I was dubbed over though, which hurts.
Super Pumped - Mike Isaac
As I make an effort to not just read books but to read fiction specifically, this one stands out as the one of the only BUSINESS AND TECHNOLOGY books I read in 2019. Though Super Pumped didn’t break any new ground for me, it was kind of crazy to back and revisit Uber’s insanity all at once. It’s easy to forget how much Uber dominated the headlines and for how long. Mike is a great reporter but he’s either not a great writer or the book was just so rushed that he didn’t have the time to be. Super Pumped? More like super formulaic! It deals heavily in great men of history/business tropes and makes a pretty naked effort to force everyone into archetypal characters/arks. Frankly, if you’d enjoy reading it you probably already have.
Seveneves - Neil Stephenson
Remember how much I said I liked Snow Crash? Well Seveneves is even better. Across 600+ pages of techno-babble and minutia, Stephenson chronicles humanity’s race against the clock to launch itself into space in the face of an impending meteorological apocolypse that will render the earth uninhabitable for thousands of years. Where the book really shines however is when he jumps forward 10,000 years forward to humans’ efforts to recolonize the planet. All of the tiny details along the way - the science and engineering and politics that Stephenson lays out in often excruciating detail - become key character elements in the future timeline. Stephenson tracks how these decisions made in moments of crisis ripple out across thousands of years. Everything matters. This is the best book I read this year.
Dancing Bear - James Crumley
This is a fun, hardboiled detective thriller about an environmental conspiracy and drug dealers and Haliburton played out across the mid- and pacific northwest. I still don’t necessarily get what actually happened but the boozing and drugs and sex and sense of danger are a good time. Thanks to Bob Greenlee for giving me this after I complained about leaving my book (the sequel to Annihilation) on the flight to SF.
The Wall - John Lanchester
In The Wall, climate change has made much of the world uninhabitable (sensing a theme yet?). The UK has built a seawall around itself to keep out both the rising seawater and the waves of climate refugees seeking safety. The main characters are soldiers tasked with manning the titular wall and stopping those refugees “the Others” from breaking through. It’s fucking intense and it’s timely. The Wall pairs really nicely with Severance but I think it’s generally better. Like Ling Ma, Lanchester explores the disconnect between parents and children millennials but this time through the prism of climate change and the broken world we are set to inherit. Thanks to Henry Bradley for recommending this one as well. You’re on a roll.
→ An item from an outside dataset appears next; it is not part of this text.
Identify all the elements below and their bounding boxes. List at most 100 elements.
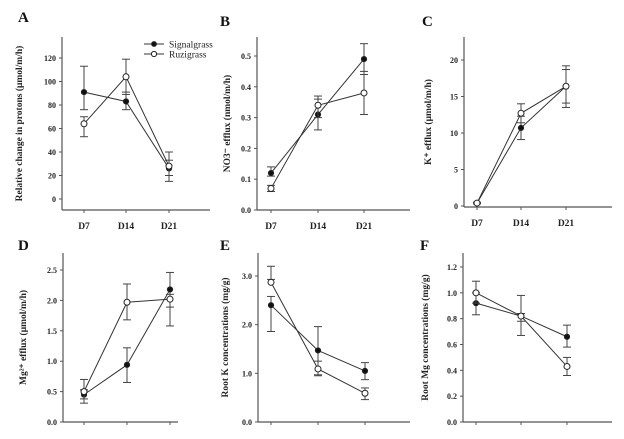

Story of Your Life (and Others) - Ted Chiang
This collection of short science fiction stories runs the gamut of topics and themes. Though the collection is most famous for the titular Story of Your Life, which was adapted into Denis Villeneuve’s Arrival, that wasn’t even one of the standouts (the movie was better). I was going to try to name the standout short stories but found the list would include almost all of them. It’s generally hard to find a single through line but it’s evident that he’s supremely curious. He’s just as compelling on neurology as he is on ad-tech. But I think the stories are at their best when exploring the intersection between science, science fiction, and divinity. It’s well worth your time.
Thanks to Zak Kukoff for telling me about this.
2020
Right now I’m reading a collection of short stories by HP Lovecraft. After that, I plan on revisiting some of the best authors I read in 2019, namely Ted Chiang and Neil Stephenson. There’s a few non-fiction books I want to check out as well including Because Internet and Bob Iger’s The Ride of a Lifetime. I usually have a hard time with BUSINESS books and I read enough tech news as is. Overall, I want to keep sticking mainly to fiction and probably mainly to science fiction within that but I am very open to suggestions now or later.